In an ideal world, I would agree. Unfortunately, the pressures of capitalism change the circumstances somewhat. As evidenced by the board shakeup, OpenAI doesn't care about lofty goals of bettering humanity, they want to make money. They built a plagiarism engine that will steal and sell the work of millions of artists, putting them out of business. In a better world where art production was not tied to their ability to feed themselves, then fine. But in this one, we're destroying the livlihood of millions to make some tech bro theives richer and flood the world with shitty "art". We have to consider the impact that technologies like this will have on society, given the way society is currently organized.
What if we flip the script - would it be cool if Disney scraped DeviantArt and created merchandise, movies, etc. based on the art and characters of small creators? Rules need to exist to protect the little guy.
Technically a lot of the merch people sell at conventions is infringing, but Disney, Nintendo, etc. recognize that pursuing action against them would ultimately be worse for their brand.
Generally speaking, whether a fandom existing around a creator's work is good is ultimately up to the creator. If the fandom economy chokes out the product of the artist, then the artist should have legal recourse (this is effectively the same scenario as counterfeits / knock offs). But if the creator's work is able to flourish alongside the fandom, then the creator may well decide that keeping the fandom engaged is worth more than being a legal prude. The protection should exist legally, and the creator should be allowed to exercise it as they deem necessary.
> would it be cool if Disney scraped DeviantArt and created merchandise, movies, etc. based on the art and characters of small creators?
You've more than flipped the script. You've introduced a global corporation as the "prompt author", feeding off the work of small creators. It's not a fair equivalence because suddenly the "prompt author" has major distribution partners, reach, budget and branding to propel their deception around the world.
Where exactly are all these plagiarising AI-gen artists anyway? Professional concept art involves highly intentional detail, themes and thinking. AI-gen renderings are more like rolling a dice and saying "cool! check this out!" It's not the same game.

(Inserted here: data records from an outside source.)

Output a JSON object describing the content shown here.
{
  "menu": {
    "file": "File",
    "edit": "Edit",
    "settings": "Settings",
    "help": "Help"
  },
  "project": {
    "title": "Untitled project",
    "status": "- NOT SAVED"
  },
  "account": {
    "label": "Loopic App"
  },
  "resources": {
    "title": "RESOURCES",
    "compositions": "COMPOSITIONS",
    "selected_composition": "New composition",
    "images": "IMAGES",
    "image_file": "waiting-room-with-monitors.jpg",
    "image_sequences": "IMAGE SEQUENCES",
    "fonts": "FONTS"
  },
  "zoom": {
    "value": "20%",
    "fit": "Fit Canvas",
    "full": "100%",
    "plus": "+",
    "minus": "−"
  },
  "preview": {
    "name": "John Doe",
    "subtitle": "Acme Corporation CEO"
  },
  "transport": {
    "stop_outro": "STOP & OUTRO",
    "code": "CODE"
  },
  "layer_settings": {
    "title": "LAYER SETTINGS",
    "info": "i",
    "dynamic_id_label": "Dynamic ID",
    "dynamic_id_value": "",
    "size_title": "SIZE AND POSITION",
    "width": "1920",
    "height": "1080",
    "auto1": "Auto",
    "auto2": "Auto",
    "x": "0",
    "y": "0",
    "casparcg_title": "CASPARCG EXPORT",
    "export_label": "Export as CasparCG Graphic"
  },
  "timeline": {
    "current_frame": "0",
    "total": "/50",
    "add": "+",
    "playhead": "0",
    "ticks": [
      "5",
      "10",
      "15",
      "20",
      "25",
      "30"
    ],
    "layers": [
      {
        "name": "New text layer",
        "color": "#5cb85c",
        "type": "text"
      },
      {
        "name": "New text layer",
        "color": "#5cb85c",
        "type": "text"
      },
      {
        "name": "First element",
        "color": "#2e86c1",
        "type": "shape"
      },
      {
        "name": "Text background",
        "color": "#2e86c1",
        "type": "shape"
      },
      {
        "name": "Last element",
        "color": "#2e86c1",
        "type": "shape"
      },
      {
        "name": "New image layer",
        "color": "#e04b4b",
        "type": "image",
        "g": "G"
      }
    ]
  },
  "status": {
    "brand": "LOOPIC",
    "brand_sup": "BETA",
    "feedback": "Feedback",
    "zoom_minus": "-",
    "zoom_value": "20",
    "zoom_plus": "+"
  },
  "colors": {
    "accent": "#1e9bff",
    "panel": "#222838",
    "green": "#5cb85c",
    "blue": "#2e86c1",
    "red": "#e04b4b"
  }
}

> Why should AI need permission to perform the equivalent of "human looking" at content?
Why should a car need permission to perform the equivalent of "human walking" down the sidewalk? A car converts fuel into kinetic energy and uses friction to propel itself forward, just like a human does.

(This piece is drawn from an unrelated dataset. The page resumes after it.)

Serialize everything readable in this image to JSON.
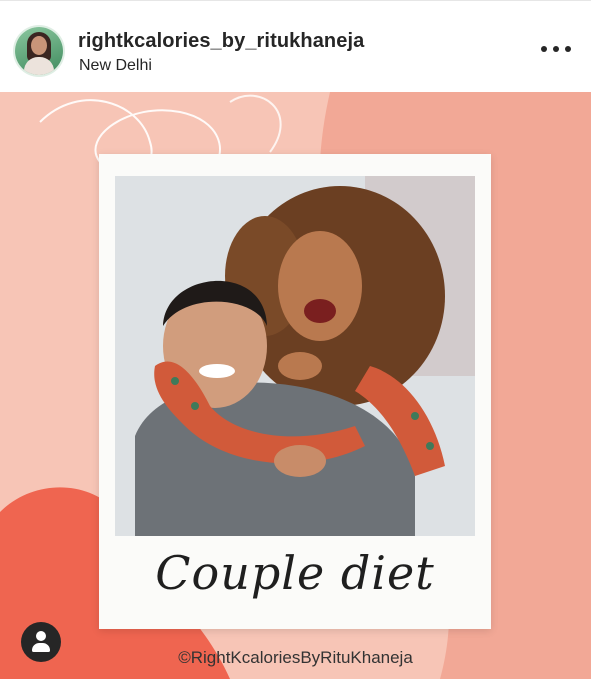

The thing is, we don't refer to what cars do as "walking" because the difference is very visible to us. The difference is not so visible with ML algorithms, so people keep trying to compare them to humans, when they're not.

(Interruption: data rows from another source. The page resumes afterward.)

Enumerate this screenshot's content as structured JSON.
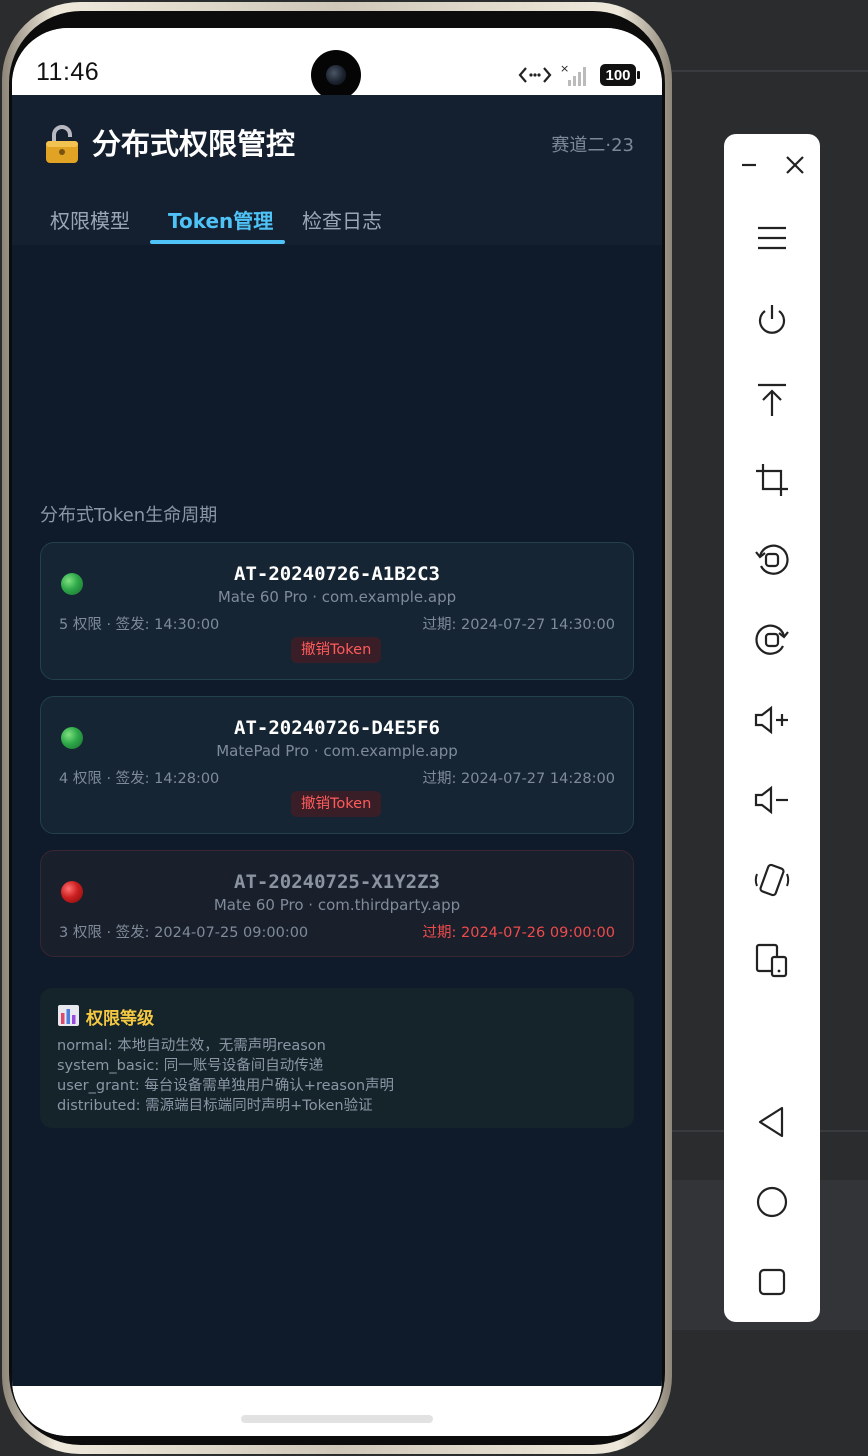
{
  "status_bar": {
    "time": "11:46",
    "battery": "100"
  },
  "header": {
    "title": "分布式权限管控",
    "track": "赛道二·23"
  },
  "tabs": [
    {
      "label": "权限模型",
      "active": false
    },
    {
      "label": "Token管理",
      "active": true
    },
    {
      "label": "检查日志",
      "active": false
    }
  ],
  "section_title": "分布式Token生命周期",
  "tokens": [
    {
      "id": "AT-20240726-A1B2C3",
      "device_app": "Mate 60 Pro · com.example.app",
      "meta": "5 权限 · 签发: 14:30:00",
      "expiry": "过期: 2024-07-27 14:30:00",
      "status": "active",
      "action": "撤销Token"
    },
    {
      "id": "AT-20240726-D4E5F6",
      "device_app": "MatePad Pro · com.example.app",
      "meta": "4 权限 · 签发: 14:28:00",
      "expiry": "过期: 2024-07-27 14:28:00",
      "status": "active",
      "action": "撤销Token"
    },
    {
      "id": "AT-20240725-X1Y2Z3",
      "device_app": "Mate 60 Pro · com.thirdparty.app",
      "meta": "3 权限 · 签发: 2024-07-25 09:00:00",
      "expiry": "过期: 2024-07-26 09:00:00",
      "status": "expired"
    }
  ],
  "levels": {
    "title": "权限等级",
    "lines": [
      "normal: 本地自动生效，无需声明reason",
      "system_basic: 同一账号设备间自动传递",
      "user_grant: 每台设备需单独用户确认+reason声明",
      "distributed: 需源端目标端同时声明+Token验证"
    ]
  },
  "colors": {
    "background": "#0f1a2a",
    "accent": "#4fc3f7",
    "danger": "#ef4b4b",
    "warning_title": "#f5c842"
  },
  "toolbar_icons": [
    "minimize-icon",
    "close-icon",
    "menu-icon",
    "power-icon",
    "top-icon",
    "crop-icon",
    "rotate-left-icon",
    "rotate-right-icon",
    "volume-up-icon",
    "volume-down-icon",
    "shake-icon",
    "multi-device-icon",
    "back-icon",
    "home-icon",
    "recents-icon"
  ]
}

We need a new vocabulary to describe what these ML algorithms are doing with data.
So... You're likening AI to cars that need registration to drive on roads; in other words AI needs permission to train on the world's content. I like this analogy.
You had me stumped for a minute. But whenever a car drives from A to B, the "damage" is done. Fuel spent, occupants transported, pedestrians given way, road surfaces slightly worn. When AI does its training thing, no damage has occurred. There is only potential damage later if someone decides to misuse what AI has learnt. I wonder if this makes me an optimist. I want AI to know more, because it will be better for us humans when we use it responsibly.